Well-known Belarusian movie script writer, playwright, and director Andrei Kureichyk about the Russian aggression
13 August, 16:29
Andrei Kureichyk

In Belarus Andrei Kureichyk is called “a man with a hyperactive civic stand.” A playwright and screenwriter, he is not only active in his response to social processes, but is also very productive in his creative work, writes a lot, and realizes his works into theater or movie production. Aged somewhat over 30, he is an author of 30        plays which are shown on the stages of nine countries of the world.

Andrei Kureichyk is a frequent guest to Ukraine. He comes to theater festivals that are held in our country, actively communicates with Ukrainian workers of theater, watches the productions of his plays staged here. For example, the philosophical comedy Man and Eternity by Andrei Kureichyk is shown in two Kyiv theaters, the Young Theater and the Theater of Young Spectator in Lypky. It is interesting for theater goers to compare the different scenic interpretations of the play by the two theaters. The Theater of Young Spectator in Lypky is also showing the play Watch Out – Women! based on the melodrama comedy by the Belarusian author.

Andrei Kureichyk is following with emotion what is going on very close to his Belarus.

“It seems to me Belarus is interested in stable and integral Ukraine. President Aleksandr Lukashenko understands that Gomel, Vitebsk, and Mogilev and our eastern Belarusian oblasts can easily become another ‘people’s republics,’ if Moscow decides so,” Andrei KUREICHYK underlined, “For they are populated almost exclusively by the Russian-speaking people. The Belarusian leadership is afraid of separatism and destabilization. That is why Lukashenko has demonstratively met with Turchynov (Speaker of the Verkhovna Rada of Ukraine) back in the time when in the Kremlin the latter was called as ‘illegitimate leader of junta.’ Lukashenko has put the accents immediately: we recognize the Ukrainian power which came as a result of the Maidan, and we don’t recognize Yanukovych. Moreover, Lukashenko immediately justified the ATO in the east of Ukraine. Incidentally, our state concern MAZ transferred a huge consignment of military trucks for the National Guard of Ukraine. So, Belarus, in spite of the strong pressure exerted by Russia, is showing as hard as it can that on the whole the country supports the Kyiv power in this conflict. And for ordinary people it is more complicated to understand the current situation: the Russian propaganda is on every TV set, there are practically no alternative views in the electronic mass media. However, those who have access to the Internet can receive unbiased information directly from Ukraine.”

Do you think it is possible to find points of contact and mutual understanding between the people with the help of art and theater?

“Art is based on philosophy of humanism and progress. Apparently, true art unites people, no matter what their political views are. Unfortunately, in the post-Soviet space art, including theater, is very much dependent on the state, hence – on the dominating ideology. It is apparent how workers of art of Russia, and in our country too, are trying to please the power, using the painful political topics.”
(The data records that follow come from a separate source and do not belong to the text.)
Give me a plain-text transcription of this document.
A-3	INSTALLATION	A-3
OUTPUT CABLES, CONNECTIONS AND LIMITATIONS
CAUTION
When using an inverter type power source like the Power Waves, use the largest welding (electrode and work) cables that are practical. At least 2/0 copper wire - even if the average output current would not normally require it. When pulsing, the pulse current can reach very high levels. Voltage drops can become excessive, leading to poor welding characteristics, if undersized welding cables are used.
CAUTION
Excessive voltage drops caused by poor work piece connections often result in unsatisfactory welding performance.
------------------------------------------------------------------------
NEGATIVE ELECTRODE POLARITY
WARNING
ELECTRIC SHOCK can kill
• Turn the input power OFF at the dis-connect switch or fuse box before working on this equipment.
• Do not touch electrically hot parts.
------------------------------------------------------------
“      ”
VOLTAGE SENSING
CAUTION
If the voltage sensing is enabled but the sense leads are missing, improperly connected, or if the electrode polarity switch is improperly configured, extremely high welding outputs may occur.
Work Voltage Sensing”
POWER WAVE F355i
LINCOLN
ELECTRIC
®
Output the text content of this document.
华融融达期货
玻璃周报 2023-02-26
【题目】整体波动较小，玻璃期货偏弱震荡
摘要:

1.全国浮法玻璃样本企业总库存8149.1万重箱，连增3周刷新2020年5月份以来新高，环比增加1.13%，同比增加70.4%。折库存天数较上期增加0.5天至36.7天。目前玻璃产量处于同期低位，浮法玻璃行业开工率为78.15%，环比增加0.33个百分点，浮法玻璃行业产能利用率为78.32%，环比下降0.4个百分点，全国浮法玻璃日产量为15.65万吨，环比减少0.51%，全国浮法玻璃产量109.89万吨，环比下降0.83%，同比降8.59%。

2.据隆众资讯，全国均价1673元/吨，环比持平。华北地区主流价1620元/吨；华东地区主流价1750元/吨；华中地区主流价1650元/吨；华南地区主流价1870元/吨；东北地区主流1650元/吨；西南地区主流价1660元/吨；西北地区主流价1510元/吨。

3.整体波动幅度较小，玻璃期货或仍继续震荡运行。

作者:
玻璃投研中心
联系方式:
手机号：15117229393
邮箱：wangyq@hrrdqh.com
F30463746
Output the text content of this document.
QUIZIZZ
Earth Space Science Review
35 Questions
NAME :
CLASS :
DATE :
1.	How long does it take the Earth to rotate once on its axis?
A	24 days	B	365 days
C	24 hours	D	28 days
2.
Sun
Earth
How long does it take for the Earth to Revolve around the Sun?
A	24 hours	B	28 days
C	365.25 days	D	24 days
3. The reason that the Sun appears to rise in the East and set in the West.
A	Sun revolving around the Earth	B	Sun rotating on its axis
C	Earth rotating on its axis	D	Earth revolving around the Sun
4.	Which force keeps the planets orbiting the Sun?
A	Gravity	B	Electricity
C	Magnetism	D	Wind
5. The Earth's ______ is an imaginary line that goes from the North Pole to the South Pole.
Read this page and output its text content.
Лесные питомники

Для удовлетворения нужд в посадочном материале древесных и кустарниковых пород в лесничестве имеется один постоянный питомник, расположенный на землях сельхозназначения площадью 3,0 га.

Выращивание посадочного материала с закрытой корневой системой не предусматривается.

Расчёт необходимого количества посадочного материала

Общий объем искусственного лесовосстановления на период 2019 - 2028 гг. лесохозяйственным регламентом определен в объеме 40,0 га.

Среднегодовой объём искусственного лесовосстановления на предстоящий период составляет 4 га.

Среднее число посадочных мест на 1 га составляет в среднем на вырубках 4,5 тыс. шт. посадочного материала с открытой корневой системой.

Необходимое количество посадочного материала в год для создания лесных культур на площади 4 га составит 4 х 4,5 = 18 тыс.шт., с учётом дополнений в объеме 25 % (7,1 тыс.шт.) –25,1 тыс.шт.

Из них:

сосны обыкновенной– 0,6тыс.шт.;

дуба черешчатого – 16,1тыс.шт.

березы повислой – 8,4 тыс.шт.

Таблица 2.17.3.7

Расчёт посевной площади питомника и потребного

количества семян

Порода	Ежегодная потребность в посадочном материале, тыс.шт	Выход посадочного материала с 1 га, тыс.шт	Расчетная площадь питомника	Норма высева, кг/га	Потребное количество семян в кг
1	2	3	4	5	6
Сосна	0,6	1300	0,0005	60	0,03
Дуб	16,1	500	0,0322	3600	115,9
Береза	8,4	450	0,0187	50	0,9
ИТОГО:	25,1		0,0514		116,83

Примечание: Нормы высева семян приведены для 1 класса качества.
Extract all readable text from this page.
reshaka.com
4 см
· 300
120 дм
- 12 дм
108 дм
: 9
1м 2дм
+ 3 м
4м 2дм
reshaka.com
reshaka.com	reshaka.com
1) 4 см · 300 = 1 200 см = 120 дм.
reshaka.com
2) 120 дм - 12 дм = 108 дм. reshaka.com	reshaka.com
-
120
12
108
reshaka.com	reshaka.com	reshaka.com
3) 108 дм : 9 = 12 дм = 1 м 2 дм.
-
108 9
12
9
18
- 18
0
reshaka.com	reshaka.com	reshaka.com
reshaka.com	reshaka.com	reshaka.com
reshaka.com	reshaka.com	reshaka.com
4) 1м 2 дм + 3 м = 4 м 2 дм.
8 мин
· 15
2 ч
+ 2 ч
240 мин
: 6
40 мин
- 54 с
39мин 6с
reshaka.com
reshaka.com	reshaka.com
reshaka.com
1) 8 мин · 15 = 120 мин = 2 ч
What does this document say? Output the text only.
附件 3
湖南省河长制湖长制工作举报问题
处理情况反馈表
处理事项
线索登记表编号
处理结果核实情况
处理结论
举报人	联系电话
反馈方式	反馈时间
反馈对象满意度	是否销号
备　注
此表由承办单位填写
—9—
You are working in Moscow; your plays are staged in Ukraine, as well as in other countries. The annexation of the Crimea, and now the war in the east of Ukraine, has divided many people, including the well-known workers of culture, into two uncompromising camps.

“I’m not arrogating the idiotism of the power to the entire country. Russia for me is not just Putin, Dugin, Kiselev, Kurginyan, not just the ideology of expansion and imperialism, not just ‘arbitrariness, Orthodox beliefs, and nationalism.’ There are also Sakharov, Bunin, Pasternak, Shevchuk, Akunin! There are lots of people who think in a European way and understand that for the future success the country needs real democracy, openness, freedom, and respect to the international law. Unfortunately, such people are innumerous.”

As a playwright able to “cut” the life situations, how do you see the future plot of relations between Ukraine and Russia?

“What I can see now in the relations between the fraternal peoples of Russia, Belarus, and Ukraine is a prewar rhetoric, a terrible version of The Karamazov Brothers. Meanness, arrogance, rudeness, and readiness to strangle one another have reached a fantastic scale. Of course, I didn’t expect Russia to stab brotherly Ukraine literally in the back, making use of temporary difficulties of its ‘brother.’ This is simply human meanness. I didn’t expect there would be so many lies: the Russian television is now a brazen and aggressive bragging, which sometimes has a terrible smell. And everyone understands: they were lying everyone in the eyes about the Crimean ‘green men,’ and the ‘peaceful rebels,’ and ‘crucified boy,’ and the Malaysian plane. The Crimea and the Donbas will poison the relations between the Ukrainians and Russians for many decades. Because of the apparent silliness of the Russian imperialists who have come to power, Ukraine and Russia have found one another farther from each other than it was in the 17th century. Over these months a four centuries’ backpedaling in the relations of people has taken place, and nobody knows whether they will get closer. But there is a plus: Ukraine’s European choice does not have an alternative now, of course if Ukraine wants to remain on the map of the world.”